By this point, the enterprise software industry was undergoing a global transition from on-premise systems to cloud-native platforms.
“That was the conversation happening between 2010 and 2015,” he said. “Everybody had to decide whether to continue building software the old way or move fully into the cloud.”
His company chose the latter.
Reinventing the business for a cloud-first era
In 2015, Allied Software evolved into Xceed365HR Limited, a cloud-native human resources platform designed for enterprise clients.
A decade later, the company was restructured into Talpro Software, with Xceed365HR becoming its flagship product.
Today, the company describes its mission as building HR infrastructure tailored for African organisations.
That ambition places the company in a competitive market that includes global players such as SAP and Oracle, alongside African HR technology firms including Pade and SeamlessHR.
Despite global advances in enterprise technology, Chukwujama argues that many systems still fail to reflect Africa’s operational realities.
He points to challenges such as fragmented payment systems, regulatory differences, and infrastructure constraints that are rarely fully accounted for in global enterprise software design.
To address this, Talpro is integrating its systems with African fintech infrastructure, enabling direct linkage between HR processes, payroll, and payment systems within a unified platform.
AI becomes the next frontier
The company’s next major evolution is being driven by artificial intelligence.

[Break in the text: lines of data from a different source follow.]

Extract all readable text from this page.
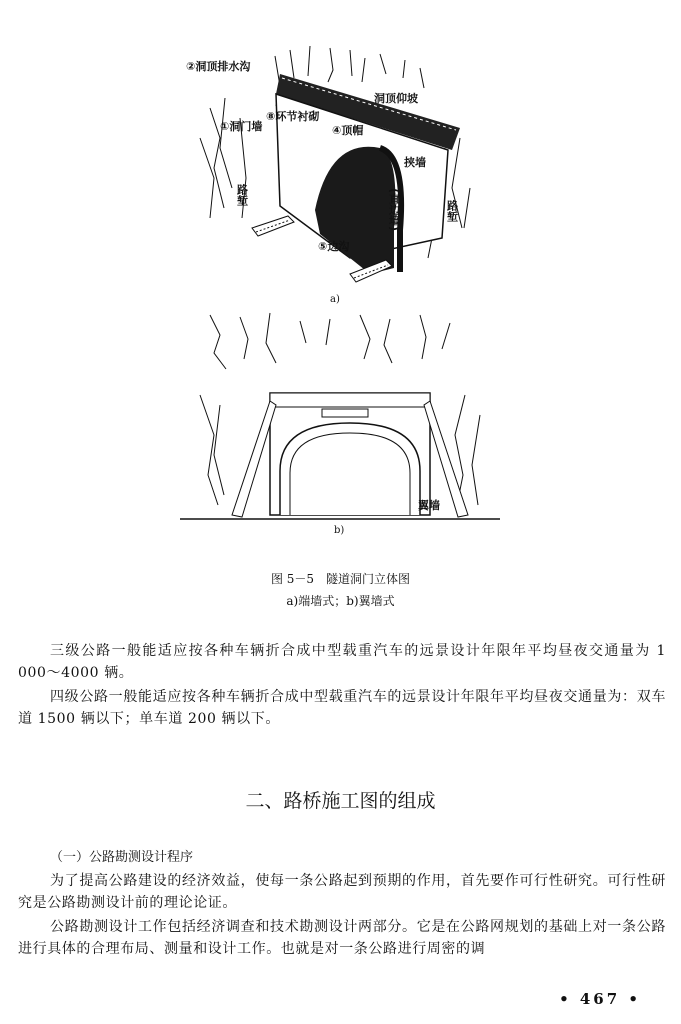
②洞顶排水沟
洞顶仰坡
⑧环节衬砌
①洞门墙	④顶帽
挟墙
(直边墙)
路堑
路堑
⑤边沟
a)
翼墙
b)
图 5－5　隧道洞门立体图
a)端墙式；b)翼墙式

三级公路一般能适应按各种车辆折合成中型载重汽车的远景设计年限年平均昼夜交通量为 1 000～4000 辆。

四级公路一般能适应按各种车辆折合成中型载重汽车的远景设计年限年平均昼夜交通量为：双车道 1500 辆以下；单车道 200 辆以下。

二、路桥施工图的组成
（一）公路勘测设计程序

为了提高公路建设的经济效益，使每一条公路起到预期的作用，首先要作可行性研究。可行性研究是公路勘测设计前的理论论证。

公路勘测设计工作包括经济调查和技术勘测设计两部分。它是在公路网规划的基础上对一条公路进行具体的合理布局、测量和设计工作。也就是对一条公路进行周密的调

• 467 •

Rather than adding AI features as supplementary tools, Talpro has rebuilt its upcoming version around AI agents that allow users to interact with HR systems conversationally.
The “V3” platform, set to go live on June 1, will enable employees to perform tasks such as leave requests using natural language commands.
The shift reflects a broader industry movement towards agentic AI systems capable of executing tasks rather than merely responding to queries.
Building without venture capital
Unlike many modern African startups, Talpro Software remains entirely self-funded, having grown without external venture capital investment.
The company has expanded gradually across multiple African markets, including Ghana, Kenya, Tanzania and South Africa.
For Chukwujama, the journey reflects not just technological evolution, but survival across shifting infrastructure, markets, and paradigms.
“When we start seeing African companies becoming significantly more productive because of our software, and that contributes to improving Africa’s economic story, that’s success for me,” he said.
After nearly three decades in Nigeria’s technology sector, his story mirrors the broader trajectory of African enterprise software itself, from physical servers to cloud systems, and now towards AI-driven platforms built for a continent still grappling with foundational infrastructure gaps.
In his view, the ultimate measure of success is not just software adoption, but productivity at scale.
Talking Points
At Techparley, we see Chuma Chukwujama’s journey as a rare example of long-term conviction in Africa’s enterprise software space, with a career that has evolved alongside every major shift in global computing, from on-premise systems to cloud and now AI-driven platforms.
It is particularly striking that his early entry into software development in 1996 predated widespread internet adoption in Nigeria, reflecting a forward-looking bet on digital infrastructure at a time when most businesses were still fully analogue.
The evolution from Allied Technologies to cloud-native platforms like Xceed365HR, and later Talpro Software, highlights how African tech companies have had to continuously reinvent themselves to align with global technological shifts while adapting to local constraints.
The shift towards AI-powered HR systems is also significant, particularly the move from static software tools to agentic systems that allow employees to interact with enterprise platforms conversationally.
As the sector moves into an AI-driven phase, we see Chukwujama’s work as part of a longer transition towards building enterprise systems that are not only digital-first, but truly designed around Africa’s operational realities.